Eclipsée ! La réforme de la médecine du travail contenue dans l'article 44 du projet de loi travail a été marginalisée par la focalisation du débat social sur le fameux article 2 et la désormais célèbre inversion de la hiérarchie des normes. Pourtant, les conséquences de cette énième refonte de l'un des piliers de la santé au travail ne sont pas minces et compromettent encore un peu plus son efficacité. Et, surtout, les mesures qu'elle contient battent en brèche des principes solidement établis. A croire que, en écrivant cet article 44, le gouvernement a cherché à jouer au jeu des 5 erreurs.
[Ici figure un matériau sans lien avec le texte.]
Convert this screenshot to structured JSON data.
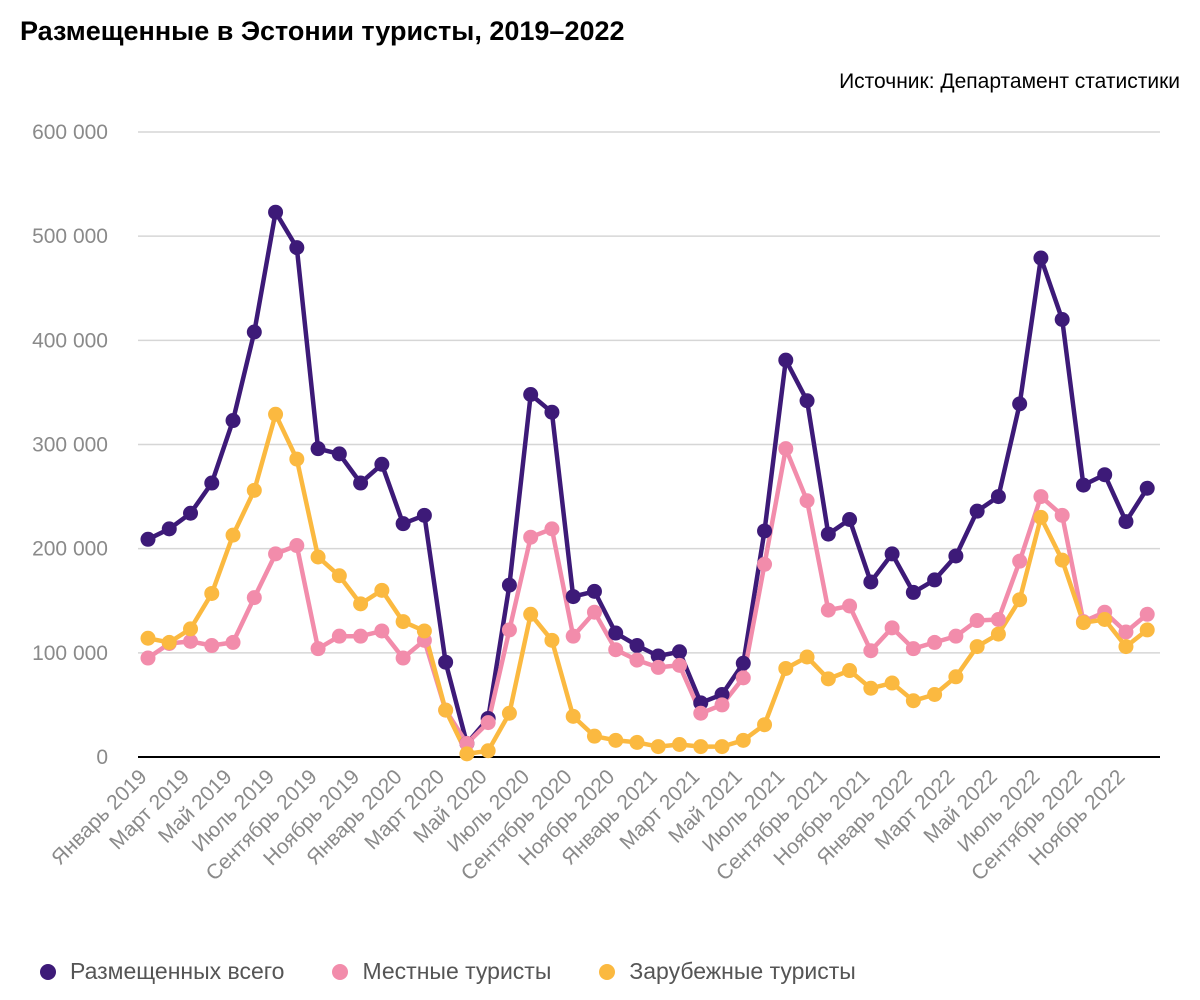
{
  "chart_data": {
    "type": "line",
    "title": "Размещенные в Эстонии туристы, 2019–2022",
    "source": "Источник: Департамент статистики",
    "ylim": [
      0,
      600000
    ],
    "yticks": [
      0,
      100000,
      200000,
      300000,
      400000,
      500000,
      600000
    ],
    "ytick_labels": [
      "0",
      "100 000",
      "200 000",
      "300 000",
      "400 000",
      "500 000",
      "600 000"
    ],
    "xtick_labels": [
      "Январь 2019",
      "Март 2019",
      "Май 2019",
      "Июль 2019",
      "Сентябрь 2019",
      "Ноябрь 2019",
      "Январь 2020",
      "Март 2020",
      "Май 2020",
      "Июль 2020",
      "Сентябрь 2020",
      "Ноябрь 2020",
      "Январь 2021",
      "Март 2021",
      "Май 2021",
      "Июль 2021",
      "Сентябрь 2021",
      "Ноябрь 2021",
      "Январь 2022",
      "Март 2022",
      "Май 2022",
      "Июль 2022",
      "Сентябрь 2022",
      "Ноябрь 2022"
    ],
    "grid": true,
    "legend_position": "bottom",
    "series": [
      {
        "name": "Размещенных всего",
        "color": "#3d1a78",
        "values": [
          209000,
          219000,
          234000,
          263000,
          323000,
          408000,
          523000,
          489000,
          296000,
          291000,
          263000,
          281000,
          224000,
          232000,
          91000,
          13000,
          37000,
          165000,
          348000,
          331000,
          154000,
          159000,
          119000,
          107000,
          97000,
          101000,
          52000,
          60000,
          90000,
          217000,
          381000,
          342000,
          214000,
          228000,
          168000,
          195000,
          158000,
          170000,
          193000,
          236000,
          250000,
          339000,
          479000,
          420000,
          261000,
          271000,
          226000,
          258000
        ]
      },
      {
        "name": "Местные туристы",
        "color": "#f28cab",
        "values": [
          95000,
          109000,
          111000,
          107000,
          110000,
          153000,
          195000,
          203000,
          104000,
          116000,
          116000,
          121000,
          95000,
          112000,
          45000,
          13000,
          33000,
          122000,
          211000,
          219000,
          116000,
          139000,
          103000,
          93000,
          86000,
          88000,
          42000,
          50000,
          76000,
          185000,
          296000,
          246000,
          141000,
          145000,
          102000,
          124000,
          104000,
          110000,
          116000,
          131000,
          132000,
          188000,
          250000,
          232000,
          130000,
          139000,
          120000,
          137000
        ]
      },
      {
        "name": "Зарубежные туристы",
        "color": "#fbb940",
        "values": [
          114000,
          110000,
          123000,
          157000,
          213000,
          256000,
          329000,
          286000,
          192000,
          174000,
          147000,
          160000,
          130000,
          121000,
          45000,
          3000,
          6000,
          42000,
          137000,
          112000,
          39000,
          20000,
          16000,
          14000,
          10000,
          12000,
          10000,
          10000,
          16000,
          31000,
          85000,
          96000,
          75000,
          83000,
          66000,
          71000,
          54000,
          60000,
          77000,
          106000,
          118000,
          151000,
          230000,
          189000,
          129000,
          132000,
          106000,
          122000
        ]
      }
    ]
  }
}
La première est facile à trouver, car elle est de taille. Alors que le rapport de la mission Fantoni-Issindou-Ploton sur la médecine du travail, publié l'an dernier, avait enfin prôné l'abandon de la détermination de l'aptitude, celle-ci est maintenue pour tous les postes à risque particulier pour la santé et la sécurité du salarié, de ses collègues et des tiers. C'est-à-dire pour beaucoup de monde. Inconséquent, alors que la détermination de l'aptitude est chronophage et que l'on est en grande pénurie de praticiens. Incompréhensible, alors que la démonstration de l'inutilité de l'aptitude pour la prévention est parfaitement établie, notamment dans le rapport cité plus haut. 100 % des victimes de l'amiante avaient été déclarées aptes ! Mais surtout, et c'est la deuxième erreur, cette segmentation donne l'impression que tous les risques pour la santé peuvent être définis a priori. A l'heure de l'explosion des risques psychosociaux, c'est totalement illusoire.

La troisième erreur est plus subtile. La mission Fantoni a bien proposé de maintenir l'aptitude, mais uniquement pour certains postes dits "de sécurité" : pilote d'avion, conducteur de train, grutier... On peut admettre, en effet, qu'un bus scolaire ne puisse pas être conduit par un salarié malvoyant. Mais la mission avait bien pris soin de recommander que la détermination de cette aptitude soit confiée à un autre médecin que celui du travail, afin d'éviter le mélange des genres. Le médecin du travail est censé agir dans le registre de l'adaptation du travail à l'homme, et non l'inverse... A l'évidence, le projet de loi travail ne s'encombre pas de ce principe. La quatrième erreur relève, quant à elle, plutôt de la catégorie "embrouille économico-administrative". La réforme prévoit de confier désormais la contestation des avis d'inaptitude - par le salarié ou l'employeur - au conseil des prud'hommes, qui désignera un médecin expert judiciaire. Exit, donc, l'Inspection du travail et le médecin-inspecteur du travail chargés jusqu'alors de cette tâche, au motif que les recours hiérarchiques contre leurs décisions deviennent, vu leur nombre croissant, ingérables par la direction générale du Travail. Peut-être, mais en écartant le contrôle des pouvoirs publics et la compétence d'agents qui connaissent le travail et l'entreprise, cette mesure d'économies de bouts de chandelle vide de sa substance la contestation des avis d'inaptitude.

Enfin, la cinquième erreur n'est pas dans l'article 44 proprement dit, mais dans tout ce qu'une réforme ambitieuse de la santé au travail aurait dû porter et qui brille ici par son absence. Manifestement, la modernisation de la médecine du travail n'avait pas pour objet l'amélioration de son efficacité pour mieux protéger les salariés.